– Напрасно я тебе столько рассказала, я еще об этом пожалею. Конечно, это сплошная путаница, но это моя путаница, я в ней живу. Не могу я из нее выскочить, сбросить ее с себя, как разбитую скорлупу.
– Очень даже можешь. Выскочи, убеги, забудь. Убедись, что боль может кончиться.
– Может? Боль может кончиться?
Она смотрела на меня широко открытыми глазами, словно в растерянности, а я думал: помешанная она, полутруп или же передо мной некое духовное существо, очищенное страданием? Может быть, странная, дикарская красота, исполнившая меня в юности такой любви и преклонения, и была предвестником некой загадочной духовности? Бывают ведь неведомые святые с диковинными судьбами. Но нет, она – разбитая чашка, бедная сломанная ветка, все, что было в ней честного, своего, разрушено той жестокой силой, что заставила ее отступиться от Титуса. Но как бы там ни было, я люблю ее и предан ей, как был всегда, и здесь, и там, где звезды, а за ними еще звезды и еще, которые я видел в ту ночь, когда лежал на скалах, а золотое небо медленно выворачивало Вселенную наизнанку.
– Может, моя дорогая, моя царица, мой ангел, боль может кончиться!
Ах, суметь бы достучаться до ее сознания, снять с него цепи, пробудить в ней надежду, влить в нее хоть каплю надежды, желания – желания любви, счастливой жизни! Но она только растерянно нахмурилась и вернулась к Бену:
– Нехорошо я с ним обращалась.
– А я уверен, что ты вела себя с ним как святая, многострадальная святая!
– Нет, я вела себя плохо.
– Ну пусть так, называй как хочешь, все равно с этим покончено.

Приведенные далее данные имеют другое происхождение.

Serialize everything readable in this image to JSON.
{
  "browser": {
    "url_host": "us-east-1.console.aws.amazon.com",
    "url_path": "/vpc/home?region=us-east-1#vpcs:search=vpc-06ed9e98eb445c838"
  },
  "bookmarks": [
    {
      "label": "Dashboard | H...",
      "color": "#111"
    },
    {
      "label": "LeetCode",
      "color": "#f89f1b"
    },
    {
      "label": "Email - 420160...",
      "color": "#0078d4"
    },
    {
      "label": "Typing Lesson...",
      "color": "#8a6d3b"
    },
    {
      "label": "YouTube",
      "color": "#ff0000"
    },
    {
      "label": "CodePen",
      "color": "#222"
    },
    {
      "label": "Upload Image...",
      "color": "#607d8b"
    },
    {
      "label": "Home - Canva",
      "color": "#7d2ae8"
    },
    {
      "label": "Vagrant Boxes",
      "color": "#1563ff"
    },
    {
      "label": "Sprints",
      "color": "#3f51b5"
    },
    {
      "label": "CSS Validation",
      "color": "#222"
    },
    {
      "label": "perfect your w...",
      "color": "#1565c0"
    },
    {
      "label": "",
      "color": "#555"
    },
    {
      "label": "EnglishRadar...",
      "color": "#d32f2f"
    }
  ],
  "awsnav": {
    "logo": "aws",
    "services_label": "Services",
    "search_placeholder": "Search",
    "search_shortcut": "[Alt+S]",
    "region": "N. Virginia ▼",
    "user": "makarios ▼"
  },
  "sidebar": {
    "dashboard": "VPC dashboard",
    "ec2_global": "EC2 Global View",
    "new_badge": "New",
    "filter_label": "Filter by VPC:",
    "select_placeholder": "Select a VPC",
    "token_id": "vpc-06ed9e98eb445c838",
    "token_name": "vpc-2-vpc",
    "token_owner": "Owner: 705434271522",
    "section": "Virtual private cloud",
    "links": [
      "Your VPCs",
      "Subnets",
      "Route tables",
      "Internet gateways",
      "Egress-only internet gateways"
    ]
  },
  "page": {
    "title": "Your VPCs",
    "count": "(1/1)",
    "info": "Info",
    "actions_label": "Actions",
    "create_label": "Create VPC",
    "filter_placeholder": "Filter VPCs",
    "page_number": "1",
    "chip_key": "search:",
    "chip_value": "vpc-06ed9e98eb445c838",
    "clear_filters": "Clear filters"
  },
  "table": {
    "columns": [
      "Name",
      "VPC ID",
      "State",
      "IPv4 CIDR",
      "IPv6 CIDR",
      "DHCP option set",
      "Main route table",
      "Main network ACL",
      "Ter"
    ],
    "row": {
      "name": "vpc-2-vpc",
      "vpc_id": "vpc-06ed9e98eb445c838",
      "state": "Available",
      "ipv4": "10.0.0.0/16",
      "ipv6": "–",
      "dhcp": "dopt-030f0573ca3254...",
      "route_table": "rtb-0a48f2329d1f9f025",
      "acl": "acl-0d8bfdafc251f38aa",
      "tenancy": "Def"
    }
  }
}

И тогда я увидел ее невинной, как в прошлом мужчины видели девушек-послушниц и думали: «Мы – скоты, а вот они – ангелы, чистые, не замаранные, как мы». Я увидел ее прекрасно невинной, простой, недалекой, ничего не понимающей, как живой укор мне, прожившему жизнь среди суетных эгоистов и бойких, расчетливых женщин. Но и виноватой я ее увидел, реально повинной в реальных проступках. А могло ли быть иначе? Я вспомнил слова Перегрина: тот из супругов, который, пусть и беспричинно, считает себя виноватым, становится рабом другого и не может удержать своих моральных позиций. Вместе с собственными грешками она взвалила на себя и его вину. Она чувствовала себя повинной в его грехах против нее, против Титуса. Все стало мне ясно. И, взяв вину на себя, присвоив ее, она стала преклоняться перед виновником, возвела его в святые. Ах, если бы только мне удалось избавить ее от этого давящего, калечащего чувства вины, от этого надуманного преклонения! Боже мой, она даже передо мной считает себя виноватой и вынуждена утешаться мыслью, что я ее ненавижу! Она заколдована, вся опутана чарами самосохранения, которые сама же сотворила за долгие годы, чтобы защититься от страшной боли, которую принес ей брак с мерзким, маниакально ревнивым самодуром. В страхе перед ним она поддалась внушению, когда из года в год он снова, и снова, и снова твердил одно и то же: что во всем виновата она, и только она. Неудивительно, что Титусу хочется удирать на скалы и петь, лишь бы ему не напоминали об этих сценах.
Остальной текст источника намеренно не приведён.